Converstational AI Frameworks
3 BERT
BERT stands for Bidirectional Encoder Representation form Transformers and was developed in 2018 by Google. This NLP technique utilized pre-trained transformer type neural networks. There are different sizes of the BERT model to meet various use-cases and available computing resources for different applications. The model size does influence the the accuracy of the predictions.
In general having a larger model size results in a more accurate result. However, larger models consume more processing power and take longer to process. In the case of conversation AI processing delays can greatly impact the user experience and studies have shown that in a typical natural language conversation with the average delay in between exchanges is 300ms. This is a very narrow window of time to evaluate the intent of the user, fetch any external data that is required and prepare a response. When you are running multiple models against a query you may only have 10ms to evaluate and decode the natural language. [1]
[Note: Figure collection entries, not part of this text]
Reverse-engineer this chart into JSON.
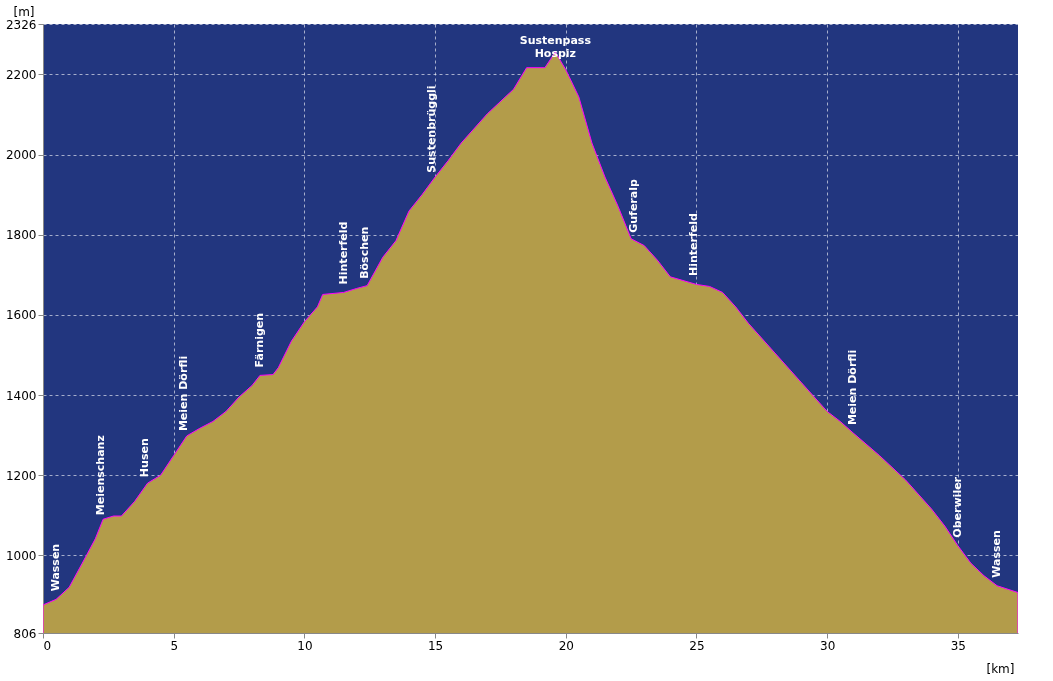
{
  "chart_data": {
    "type": "area",
    "xlabel": "[km]",
    "ylabel": "[m]",
    "x": [
      0,
      0.5,
      1,
      1.5,
      2,
      2.3,
      2.7,
      3,
      3.5,
      4,
      4.5,
      5,
      5.5,
      6,
      6.5,
      7,
      7.5,
      8,
      8.3,
      8.8,
      9,
      9.5,
      10,
      10.5,
      10.7,
      11.5,
      12,
      12.4,
      13,
      13.5,
      14,
      14.5,
      15,
      15.5,
      16,
      17,
      18,
      18.5,
      19.2,
      19.6,
      20,
      20.5,
      21,
      21.5,
      22,
      22.5,
      23,
      23.5,
      24,
      25,
      25.5,
      26,
      26.5,
      27,
      28,
      29,
      30,
      30.5,
      31,
      32,
      33,
      34,
      34.5,
      35,
      35.5,
      36,
      36.5,
      37.3
    ],
    "series": [
      {
        "color": "#b39c4a",
        "values": [
          876,
          890,
          920,
          980,
          1041,
          1090,
          1098,
          1098,
          1134,
          1180,
          1200,
          1249,
          1298,
          1317,
          1334,
          1359,
          1395,
          1424,
          1449,
          1451,
          1468,
          1534,
          1583,
          1620,
          1651,
          1656,
          1666,
          1673,
          1744,
          1785,
          1859,
          1900,
          1944,
          1985,
          2029,
          2102,
          2163,
          2217,
          2217,
          2256,
          2212,
          2144,
          2029,
          1944,
          1871,
          1790,
          1773,
          1737,
          1695,
          1676,
          1671,
          1656,
          1620,
          1578,
          1505,
          1432,
          1359,
          1334,
          1305,
          1249,
          1188,
          1115,
          1073,
          1024,
          980,
          949,
          924,
          907
        ]
      }
    ],
    "xlim": [
      0,
      37.3
    ],
    "ylim": [
      806,
      2326
    ],
    "xticks": [
      0,
      5,
      10,
      15,
      20,
      25,
      30,
      35
    ],
    "yticks": [
      806,
      1000,
      1200,
      1400,
      1600,
      1800,
      2000,
      2200,
      2326
    ],
    "grid": true,
    "annotations": [
      {
        "text": "Wassen",
        "x": 0.5,
        "y": 890
      },
      {
        "text": "Meienschanz",
        "x": 2.2,
        "y": 1080
      },
      {
        "text": "Husen",
        "x": 3.9,
        "y": 1175
      },
      {
        "text": "Meien Dörfli",
        "x": 5.4,
        "y": 1290
      },
      {
        "text": "Färnigen",
        "x": 8.3,
        "y": 1449
      },
      {
        "text": "Hinterfeld",
        "x": 11.5,
        "y": 1656
      },
      {
        "text": "Böschen",
        "x": 12.3,
        "y": 1670
      },
      {
        "text": "Sustenbrüggli",
        "x": 14.9,
        "y": 1935
      },
      {
        "text": "Sustenpass\nHospiz",
        "x": 19.6,
        "y": 2256
      },
      {
        "text": "Guferalp",
        "x": 22.6,
        "y": 1785
      },
      {
        "text": "Hinterfeld",
        "x": 24.9,
        "y": 1677
      },
      {
        "text": "Meien Dörfli",
        "x": 31,
        "y": 1305
      },
      {
        "text": "Oberwiler",
        "x": 35.0,
        "y": 1024
      },
      {
        "text": "Wassen",
        "x": 36.5,
        "y": 924
      }
    ]
  }
}
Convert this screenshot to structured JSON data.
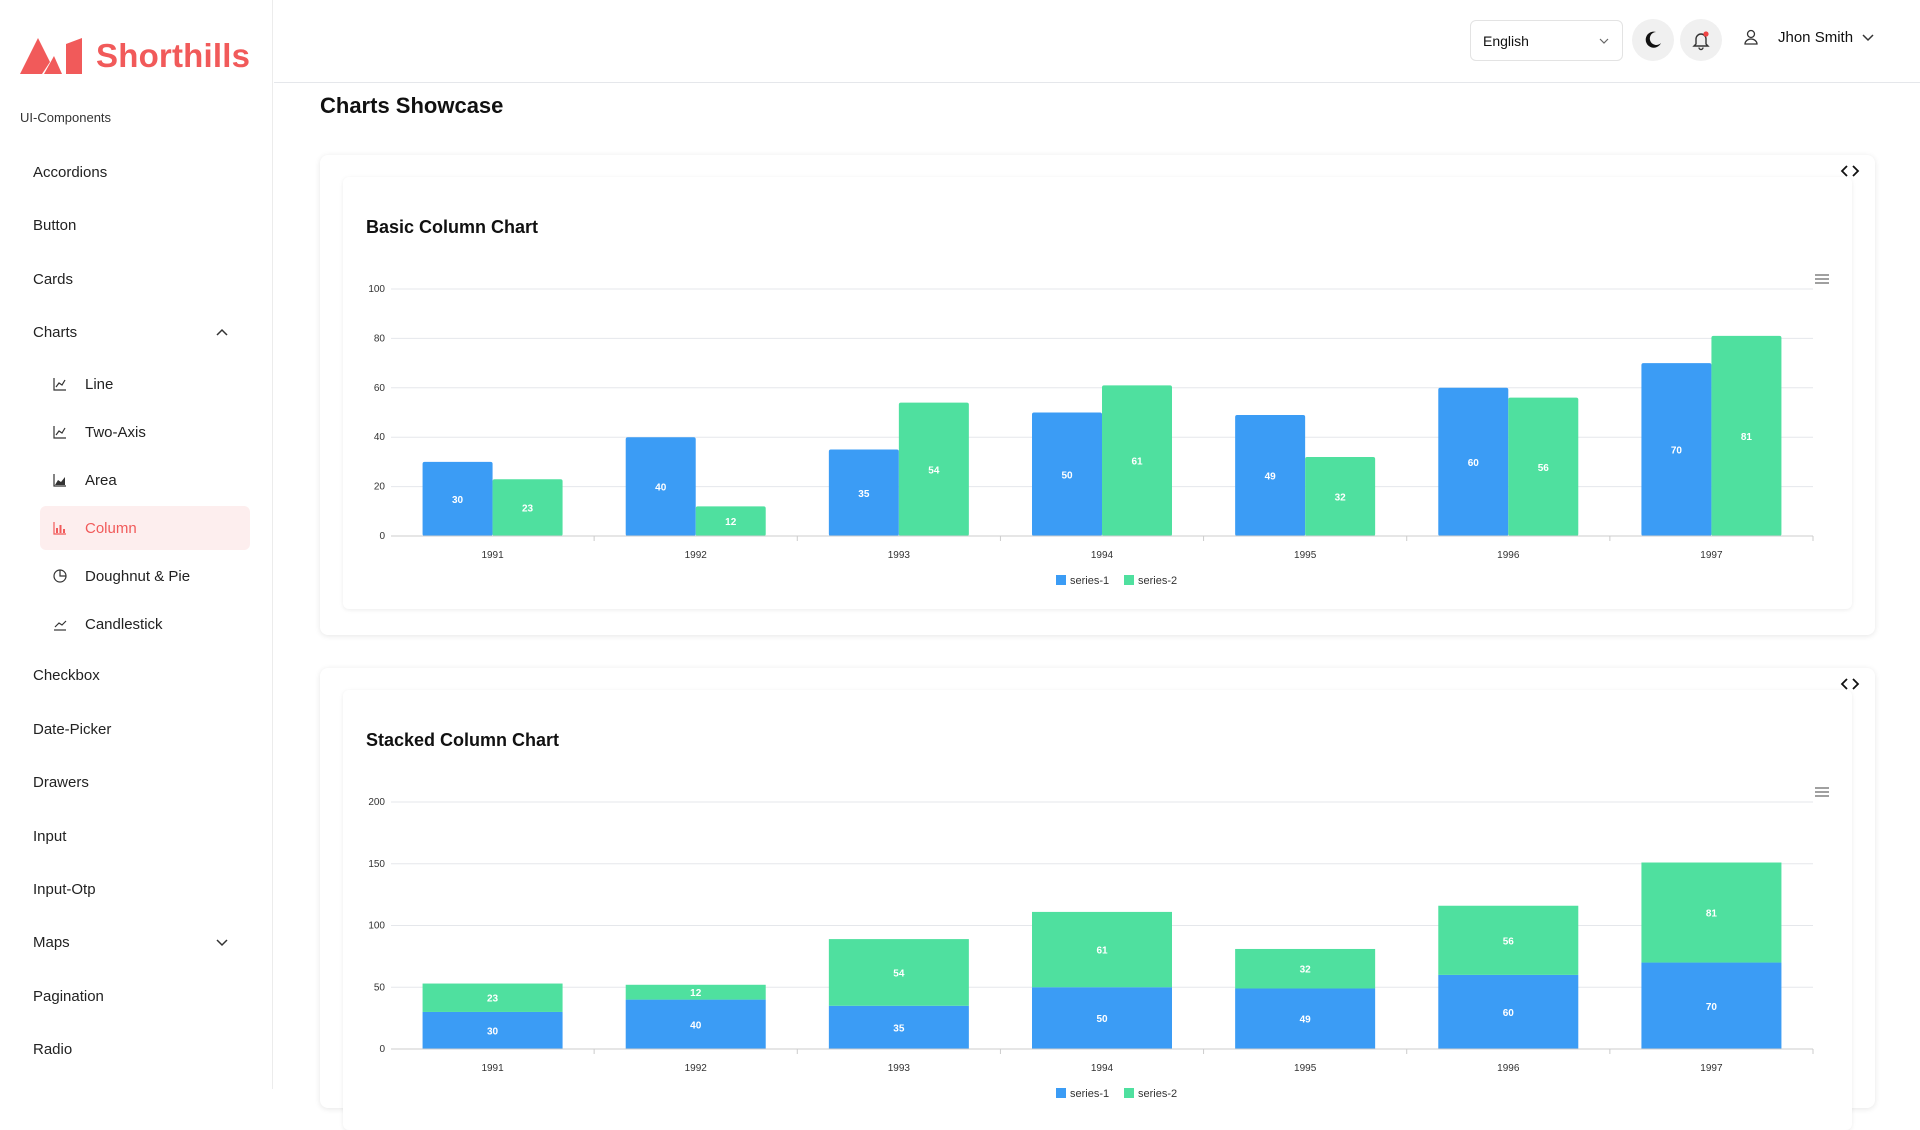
{
  "brand": {
    "name": "Shorthills",
    "color": "#f15a5a"
  },
  "sidebar": {
    "section_label": "UI-Components",
    "items": [
      {
        "label": "Accordions"
      },
      {
        "label": "Button"
      },
      {
        "label": "Cards"
      },
      {
        "label": "Charts",
        "expanded": true
      },
      {
        "label": "Checkbox"
      },
      {
        "label": "Date-Picker"
      },
      {
        "label": "Drawers"
      },
      {
        "label": "Input"
      },
      {
        "label": "Input-Otp"
      },
      {
        "label": "Maps",
        "expanded": false
      },
      {
        "label": "Pagination"
      },
      {
        "label": "Radio"
      }
    ],
    "chart_sub_items": [
      {
        "label": "Line",
        "icon": "line-chart-icon"
      },
      {
        "label": "Two-Axis",
        "icon": "line-chart-icon"
      },
      {
        "label": "Area",
        "icon": "area-chart-icon"
      },
      {
        "label": "Column",
        "icon": "bar-chart-icon",
        "active": true
      },
      {
        "label": "Doughnut & Pie",
        "icon": "pie-chart-icon"
      },
      {
        "label": "Candlestick",
        "icon": "candlestick-icon"
      }
    ]
  },
  "header": {
    "language": "English",
    "user_name": "Jhon Smith",
    "notification_dot_color": "#ef4444"
  },
  "page": {
    "title": "Charts Showcase"
  },
  "colors": {
    "series1": "#3b9cf5",
    "series2": "#4fe09f"
  },
  "chart_data": [
    {
      "type": "bar",
      "title": "Basic Column Chart",
      "categories": [
        "1991",
        "1992",
        "1993",
        "1994",
        "1995",
        "1996",
        "1997"
      ],
      "series": [
        {
          "name": "series-1",
          "values": [
            30,
            40,
            35,
            50,
            49,
            60,
            70
          ]
        },
        {
          "name": "series-2",
          "values": [
            23,
            12,
            54,
            61,
            32,
            56,
            81
          ]
        }
      ],
      "ylim": [
        0,
        100
      ],
      "yticks": [
        0,
        20,
        40,
        60,
        80,
        100
      ],
      "stacked": false,
      "legend": "bottom-center",
      "grid": true
    },
    {
      "type": "bar",
      "title": "Stacked Column Chart",
      "categories": [
        "1991",
        "1992",
        "1993",
        "1994",
        "1995",
        "1996",
        "1997"
      ],
      "series": [
        {
          "name": "series-1",
          "values": [
            30,
            40,
            35,
            50,
            49,
            60,
            70
          ]
        },
        {
          "name": "series-2",
          "values": [
            23,
            12,
            54,
            61,
            32,
            56,
            81
          ]
        }
      ],
      "ylim": [
        0,
        200
      ],
      "yticks": [
        0,
        50,
        100,
        150,
        200
      ],
      "stacked": true,
      "legend": "bottom-center",
      "grid": true
    }
  ]
}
According to Mohd Sanad Zaki Rizvi[2]
TinyBERT model to achieve 96% of its BERT base teacher on the BLUE benchmark while being 7.5x smaller and 9.4x faster! Its performance numbers are impressive even when comparing with BERT small, a model of exactly the same size, which TinyBERT is 9% better than (76.5 vs 70.2 points average on GLUE).
Model | Parameters | Layers | Hidden |
BERT Tiny | 4M | 2 | 128 |
BERTMini | 11M | 4 | 256 |
BERT Small | 29M | 4 | 512 |
BERT Medium | 42M | 8 | 512 |
BERT Base | 108M | 12 | 768 |
BERT large | 334M | 24 | 1024 |
BERT. xlarge | 1270M | 24 | 2048 |
ALBERT base | 12M | 12 | 768 |
ALBERT large | 18M | 24 | 1024 |
ALBERT xlarge | 59M | 24 | 2048 |
ALBERT xxlarge | 233M | 12 | 4096 |